CBI sees inflation pressures building: City and Government at odds over strength and direction of recovery

Click to follow
The Independent Online
THE Confederation of British Industry said yesterday that its latest survey of manufacturers showed a gradual build-up in inflationary pressure, while growth in factory output was likely to slow in the next four months after growing at its fastest rate for five years.

The Treasury said the survey showed recovery was becoming broader and stronger, although City economists noted that growth in business optimism was slowing and manufacturers did not expect to maintain the rapid expansion achieved early in the year. Manufacturers are expected to continue shedding jobs, but at a modest pace.

Sir David Lees, chairman of the CBI's economic affairs committee, said there was no case yet for a rise in interest rates, but that the next quarterly survey might suggest the moment was drawing near. 'If the Government and Bank of England do have to increase interest rates it may not necessarily be such a bad thing if the result is a prolonged period of stability.'

Kenneth Clarke, Chancellor of the Exchequer, and Eddie George, Governor of the Bank of England, meet for their monthly discussion of interest-rate policy tomorrow. City analysts do not expect them to move rates.

Inflation and interest rate worries dampened the mood in the stock market, where the FT-SE index of 100 leading London shares nonetheless closed 11.1 points higher at 3,117.2. The pound weakened, falling through the psychological barrier of 150 yen after a large sell order. Against a basket of currencies, sterling fell half a point to 78.6 per cent of its 1985 value, its lowest in 16 months.

A net balance of 12 per cent of manufacturers said they expected to raise prices in the next four months, with equal numbers saying they had raised and lowered prices in the past four months. Ian Shepherdson, of HSBC Greenwell, said the price figure was disappointing, reflecting tighter capacity and higher prices for raw materials. Unit costs are growing at their quickest rate for a year.

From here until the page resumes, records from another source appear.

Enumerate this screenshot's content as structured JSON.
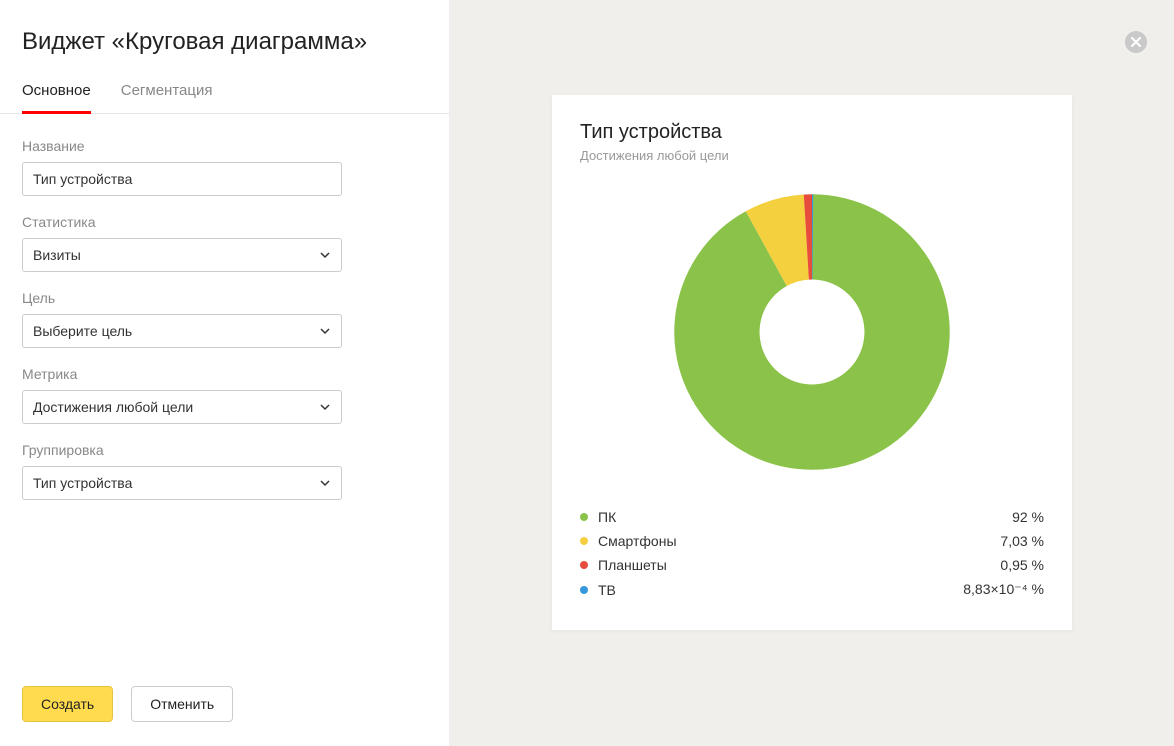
{
  "sidebar": {
    "title": "Виджет «Круговая диаграмма»",
    "tabs": [
      {
        "label": "Основное",
        "active": true
      },
      {
        "label": "Сегментация",
        "active": false
      }
    ],
    "fields": {
      "name": {
        "label": "Название",
        "value": "Тип устройства"
      },
      "statistics": {
        "label": "Статистика",
        "value": "Визиты"
      },
      "goal": {
        "label": "Цель",
        "value": "Выберите цель"
      },
      "metric": {
        "label": "Метрика",
        "value": "Достижения любой цели"
      },
      "grouping": {
        "label": "Группировка",
        "value": "Тип устройства"
      }
    },
    "actions": {
      "create": "Создать",
      "cancel": "Отменить"
    }
  },
  "preview": {
    "title": "Тип устройства",
    "subtitle": "Достижения любой цели",
    "legend": [
      {
        "label": "ПК",
        "value_display": "92 %",
        "color": "#8bc34a"
      },
      {
        "label": "Смартфоны",
        "value_display": "7,03 %",
        "color": "#f4d03f"
      },
      {
        "label": "Планшеты",
        "value_display": "0,95 %",
        "color": "#e74c3c"
      },
      {
        "label": "ТВ",
        "value_display": "8,83×10⁻⁴ %",
        "color": "#3498db"
      }
    ]
  },
  "chart_data": {
    "type": "pie",
    "title": "Тип устройства",
    "subtitle": "Достижения любой цели",
    "categories": [
      "ПК",
      "Смартфоны",
      "Планшеты",
      "ТВ"
    ],
    "values": [
      92,
      7.03,
      0.95,
      0.000883
    ],
    "unit": "%",
    "colors": [
      "#8bc34a",
      "#f4d03f",
      "#e74c3c",
      "#3498db"
    ],
    "donut_inner_radius_ratio": 0.38
  }
}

Sir David said it remained to be seen whether manufacturers could achieve the price increases they were looking for because of the strength of competition on the high street and the reluctance of consumers to pay higher prices.

The survey also showed a fall in the number of manufacturers working below capacity, from 59 per cent in April to 54 per cent in July. This is below the long- term average, although CBI economists argue that this is not necessarily a signal of inflation because companies can adjust capacity more flexibly than in previous economic cycles. One in five manufacturers said that shortage of plant capacity was likely to limit output over the next four months.

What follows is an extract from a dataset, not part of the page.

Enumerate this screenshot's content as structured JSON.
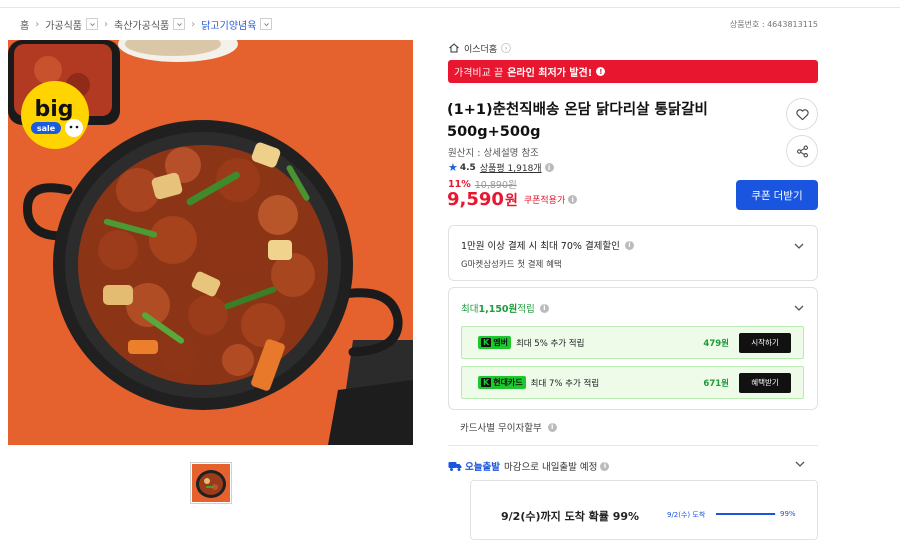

Manufacturers' order books grew more quickly over the past four months than at any time since late 1988, with export orders accelerating as as home orders were steady. Exports are expected to continue growing sharply, which the CBI took as a hopeful sign.

The CBI was less happy with figures for investment intentions. Manufacturers are still reluctant to spend more on capital equipment with a net balance of only 6 per cent expecting to raise spending on plant and machinery in coming months.

Half the manufacturers surveyed said uncertainty about demand stopped them from investing, compared with 47 per cent who said investment was not expected to be profitable enough.

A recent CBI study found many firms were cautious about investment because they did not believe the authorities would maintain a combination of steady growth and low inflation.